From the announcement email from Envision CEO Jim Rechtin:
Upon emergence from the restructuring, both Envision and AMSURG will be under new and separate ownership, comprised of current lenders. KKR will no longer have a stake in either company.
The email goes on to state the following items unironically:
- Envision and AMSURG are not going out of business. The filing ensures an orderly process for restructuring our debt and finances. This is not a liquidation.
- Our clinicians and clinical support teammates can expect to receive their normal wages and benefits. Independent contractors and locums can expect their usual payments.
- The filing does not change the regular work schedules of our clinicians or clinical support teams – operations will be business as usual.
- Our top priority is continuing to deliver high-quality care and supporting our hospital partners and surgery centers without interruption to services.
- There should be no change to the quality of service our patients and their families have come to expect from us.
As part of the process, Envision is now owned by its creditors (the lenders who had given secured loans and/or purchased corporate bonds,) and KKR has lost its stake and will no longer own/run the company. And it’s worth pointing out that nothing unsavory has really happened in the sense of business practice. This is how the industry is designed to work. People invest money and take on risk in order to make money. A company taking on debt it knows it can’t really afford and other unnecessary/excessive risks that might screw over its creditors is part of the game. When companies fail, the creditors get the scraps before the equity owners/shareholders.
Billions of dollars have been lost, absolutely, but at the end of the day, it’s mostly big institutional investors like large pension funds that are the ones who have lost in the short term. KKR made a bet and lost. They’ll be fine.

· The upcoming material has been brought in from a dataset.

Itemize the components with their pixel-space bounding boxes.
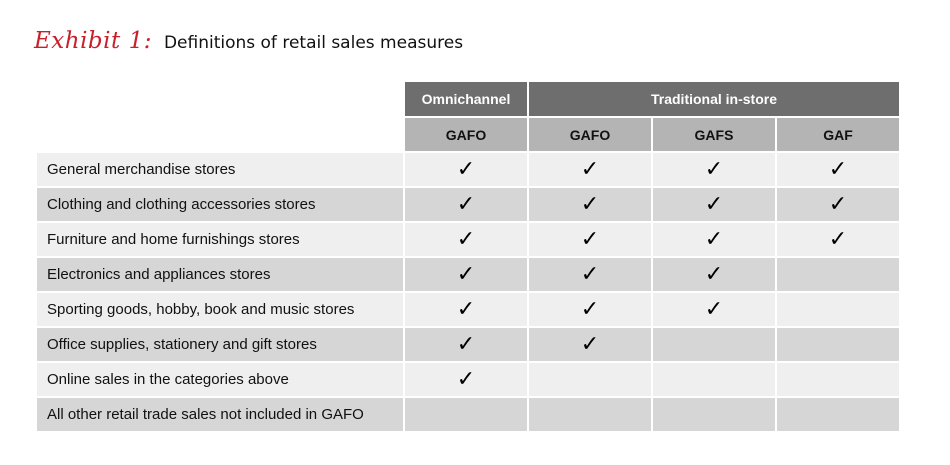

Of interest to most physicians is that the day-to-day function of Envision probably won’t change much, and this big company that got big by borrowing an unsustainable amount of money to fund its growth still exists. It may even emerge from this process potentially stronger than recent years now that it won’t have billions of dollars on the balance sheet and the need to make periodic debt payments. They will probably not be able to raise more capital in the current environment, which will prevent the kind of debt-fueled highly-leveraged growth that allowed a company like Envision to buy large practices in the first place. And their management record still does not inspire confidence. But at the end of the day, Envision as an entity is still big, still employs thousands of doctors, and still has a dominant market position in several locales. If there is any physician staffing company that could be considered too big to fail, Envision is one.
You might ask, why would Envision’s creditors take the deal? Is losing billions of dollars fun? Well, no. This is the nature of distressed exchanges: better to lose a few billion and end up with a big profitable company at the end than lose all of your billions.
What Next?
From the official FAQ:
How will patients be impacted?
Patients will continue to receive the same high-quality, high-value care our clinicians and physician partners have always provided. Patients and their families should notice no difference in our operations or level of care.
This is why those hoping that the collapse of private equity-funded healthcare ventures will lead to a return to better times are unfortunately in for a grim reality check. The tactics and market consolidation don’t have to go away just because they can’t pay their debts. We’re not likely to undo any damage already done. For better or worse, these companies will mostly soldier on. The playbook lives to see another day.
Unless physicians quit in droves on principle or in fear, the status quo continues. If people take the wake-up call about the flaws in the funding model, that’s a different story.